The central point of the ruling lies in the obligation for the court to ascertain whether the payment service provider has established proof of the payer’s effective consent. Since the company RJSAM disputed having consented to an immediate payment, asserting that it had merely provided its details for reservation purposes, the lower court was required to verify whether the bank could provide proof to the contrary.

Lessons from the ruling

This ruling contains several important practical lessons.

The distinction between providing information and giving consent

The Court clearly establishes that a distinction must be drawn between the mere provision of bank details and consent to a payment. In many situations, particularly hotel reservations or car hire bookings, bank details are requested as a guarantee without the customer intending to authorise an immediate debit.

The burden of proof

The ruling implicitly clarifies that the burden of proving the payer’s consent to the disputed transaction falls on the payment service provider. This solution is consistent with the protective logic of the payment services regime.

The express nature of consent

Consent to payment must be clearly established.
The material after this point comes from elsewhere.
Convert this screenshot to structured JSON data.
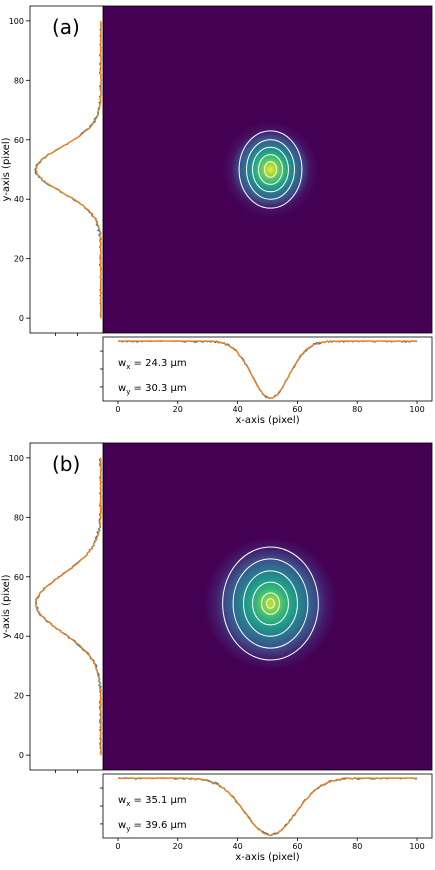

It cannot be inferred from the mere provision of card data. In the context of a telephone conversation, it would therefore be necessary to ensure that the customer has properly understood that a debit will occur and that they expressly consent to it.

Practical implications

For businesses accepting remote card payments, this ruling requires the implementation of clear procedures to obtain and retain evidence of the customer’s express consent to the payment.

For banking institutions, the ruling serves as a reminder that in the event of a disputed payment transaction, they must be able to demonstrate that the customer effectively consented to the payment, and not merely that they provided their bank details.

For consumers and businesses, this case law provides additional protection against unwanted debits resulting from the provision of bank details for purposes other than immediate payment.